Krasue (Demonic Beauty)

Director: Bin Banluerit
Starring: Lakana Wattanawongsiri, Nak-rob Traipoe, Ekapun Bunluerit
Running Time: 101 minutes
Year: 2002

The Phii Krasue is a very scary ghost in Thai mythology. It consists of a flying head with entrails hanging from it and a voracious hunger for blood and intestines. It uses its long flicking tongue to lick the dead carcass and sharp teeth to chew on it. It has a similarity with a ghost type from Malaysia called the penanggalan (“head with dancing intestines”). This type of ghost has been depicted at least a couple of times previously in Asian films with Hong Kong’s “Witch with the Flying Head” (1977) and Indonesia’s “Mystics In Bali” (1981). The krasue in this Thai film is actually quite a sympathetic figure and this shifts it from being a straight out and out attempt at horror to something that takes on more a melodramatic veneer. This probably hurts the film in the long run. Though this interpretation of the krasue does give it some emotional impact – it detracts considerably from the horror and gore element that a film like this is made for. This krasue is just too darn well behaved!
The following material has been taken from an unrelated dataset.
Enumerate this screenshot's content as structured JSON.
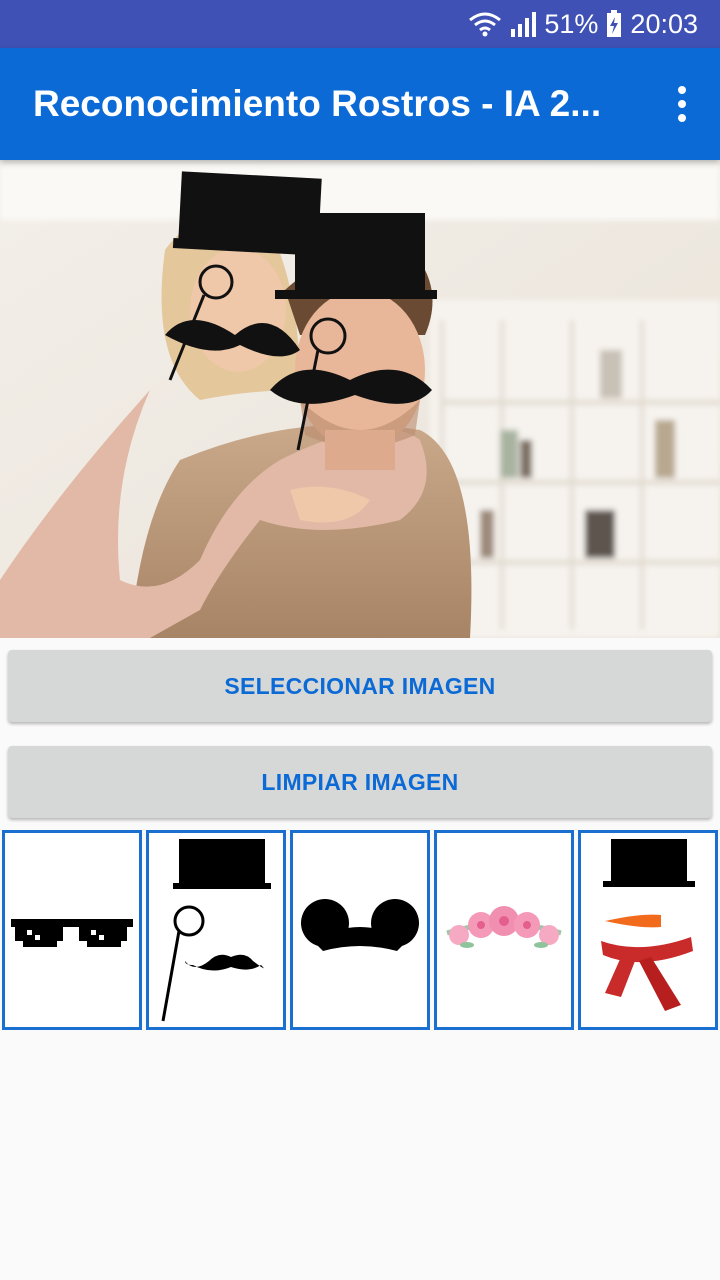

The Thai’s have defeated the Khmer empire in the mid-1700’s and taken the lovely Princess Tarawatee prisoner. Seeing her beauty, the Thai ruler weds her, but then later sees her in the arms of a man. He sentences them both to death – one through a beheading and the other to be burnt to death. While waiting for her execution, the Princess hears from a fellow inmate that in a small village not too far away lives a young woman called Daow who is her exact physical double. As flames start to burn around her, the Princess sends her spirit to inhabit the body of Daow – but just as her spirit zips off to find her double, Daow is killed by a voodoo like curse – and the spirit ends up inhabiting a deceased body – but it soon springs to life surprising everyone around it. The body is now partly Daow but also partly vengeful ghost – and at night a painful hunger comes and it desperately needs to feed on blood and entrails – and so the head slips away from the body for a little refreshment. This soon causes consternation among the villagers!
This is generally a rather entertaining film with decent production values, a bit of solid action – but it gets bogged down in a soap opera like situation in which romance and gossipy village women sit around and talk about how strange Daow is acting lately. There is in fact way too much talk in this film and not nearly enough gore and revenge. The biggest drawback though has to be the special effects for the flying head – it looks so fake – like a lit jack-o-lantern flying through the jungles. On the plus side are the stunning village girls who are the height of fashion in their revealing halter-tops and a very sympathetic performance from Princess Tarawatee/Daow (Lakana Wattanawongsiri).